2) Resolution independence has nothing to do with what resolutions that the computer can output, it is all about scaling so that everything appears the same size, no matter what screen it is on.
 

odinsride

macrumors 65816
Apr 11, 2007
1,149
3
It works fine for me on my 37" Westinghouse 1080p LCD TV. The only problem I had was getting WoW to display correctly at that resolution - it would display in 1080i and have horrible overscan. I fixed it by purchasing SwitchResX and defining a custom resolution for WoW
 

aliquis-

macrumors 6502a
May 20, 2007
680
0
I have a westinghouse 42" 1080p Monitor/TV.

Plug it in with the MBP, and its a thing of beauty man! My friend bought the 30" thinking he could outdo me, but an extra foot of screen!!! Come on man, there ain't no 30" that can beat a 1080p 42" +.

If you look around you can even find them cheaper then the 30"
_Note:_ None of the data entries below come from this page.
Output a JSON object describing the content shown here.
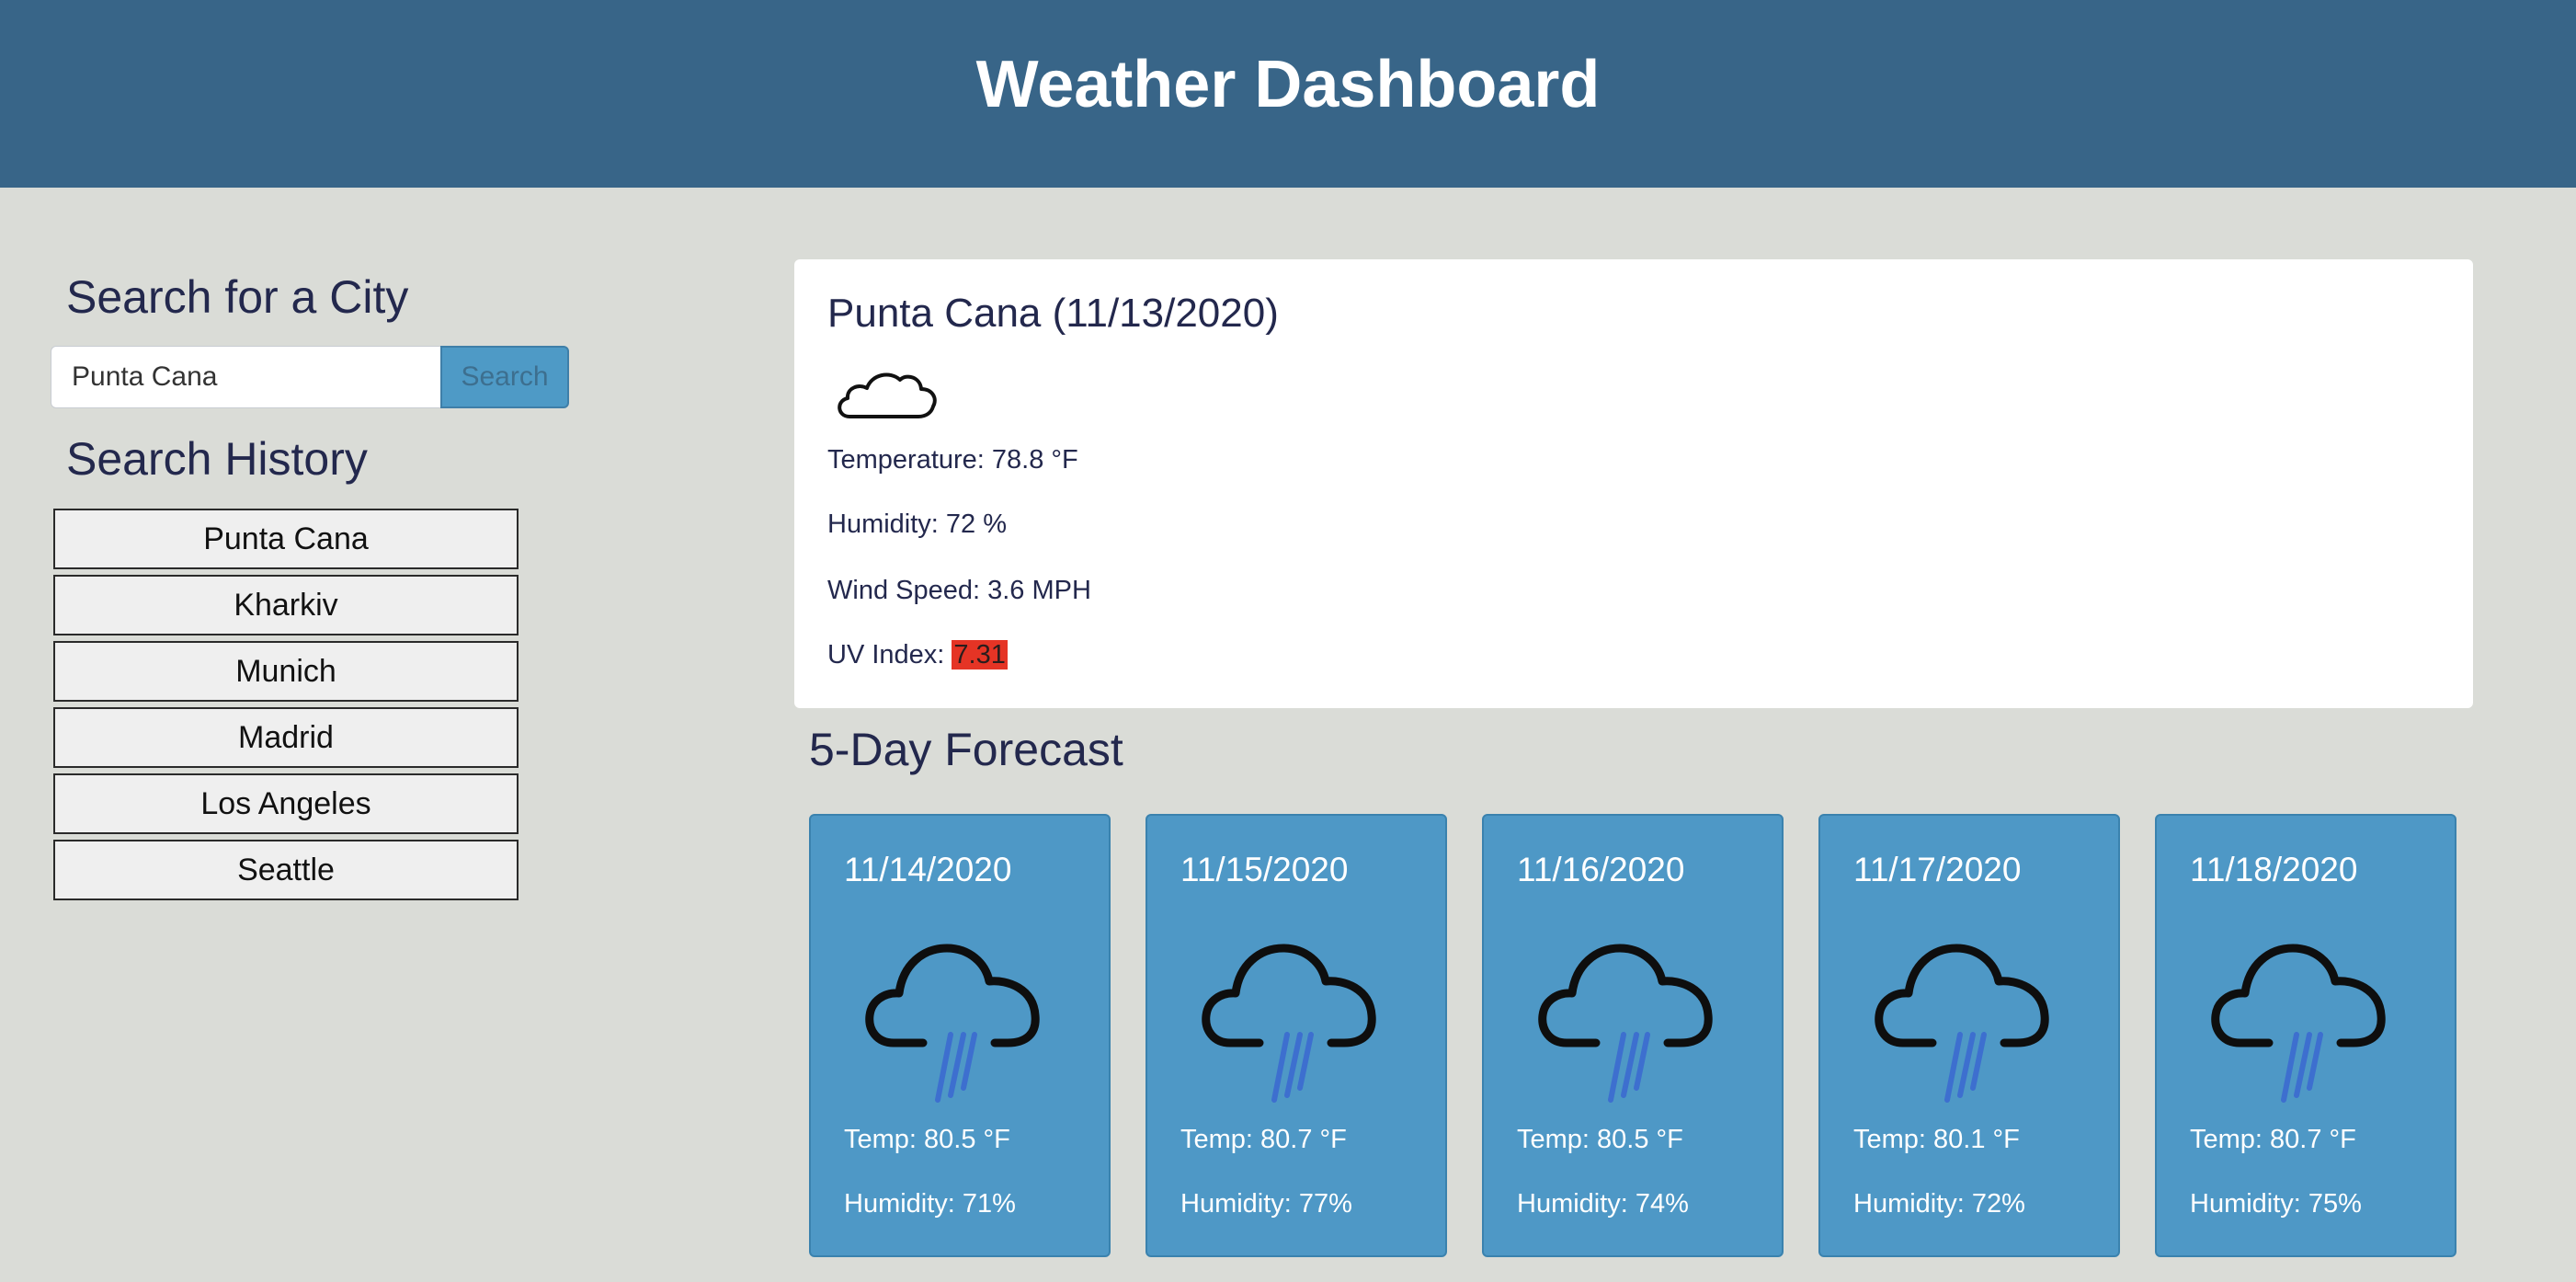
{
  "header": {
    "title": "Weather Dashboard"
  },
  "search": {
    "title": "Search for a City",
    "input_value": "Punta Cana",
    "button_label": "Search"
  },
  "history": {
    "title": "Search History",
    "items": [
      "Punta Cana",
      "Kharkiv",
      "Munich",
      "Madrid",
      "Los Angeles",
      "Seattle"
    ]
  },
  "current": {
    "title": "Punta Cana (11/13/2020)",
    "icon": "cloud-icon",
    "temperature_text": "Temperature: 78.8 °F",
    "humidity_text": "Humidity: 72 %",
    "wind_text": "Wind Speed: 3.6 MPH",
    "uv_label": "UV Index: ",
    "uv_value": "7.31",
    "uv_color": "#e53425"
  },
  "forecast": {
    "title": "5-Day Forecast",
    "icon": "rain-cloud-icon",
    "days": [
      {
        "date": "11/14/2020",
        "temp": "Temp: 80.5 °F",
        "humidity": "Humidity: 71%"
      },
      {
        "date": "11/15/2020",
        "temp": "Temp: 80.7 °F",
        "humidity": "Humidity: 77%"
      },
      {
        "date": "11/16/2020",
        "temp": "Temp: 80.5 °F",
        "humidity": "Humidity: 74%"
      },
      {
        "date": "11/17/2020",
        "temp": "Temp: 80.1 °F",
        "humidity": "Humidity: 72%"
      },
      {
        "date": "11/18/2020",
        "temp": "Temp: 80.7 °F",
        "humidity": "Humidity: 75%"
      }
    ]
  },
  "colors": {
    "header": "#386588",
    "background": "#dadcd7",
    "forecast_card": "#4e98c6",
    "search_button": "#4e9ac6"
  }
}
Oh, and my friend, he comes to my place to surf the web, and now tells me how he will soon beat me with a Sony Bravia 50" 1080p. I told him he better start doing those odd jobs, cause at $3700, you're going to need some.
I'd rather take the 30" due to higher res and probably better quality.
 

CaptainWOW

macrumors member
Aug 12, 2007
50
0
San Diego
Works fine for me

I hook up my MBP to my 40" Samsung 1080p LCD and it works beautifully. I've run it on both HDMI and VGA (my TV actually has a "PC Input") and both work fine. My Sammy does 1:1 pixel mapping so there's no overscan. It's great when I want to run a second display or play those 1080p Trailers from Apple's website in full res.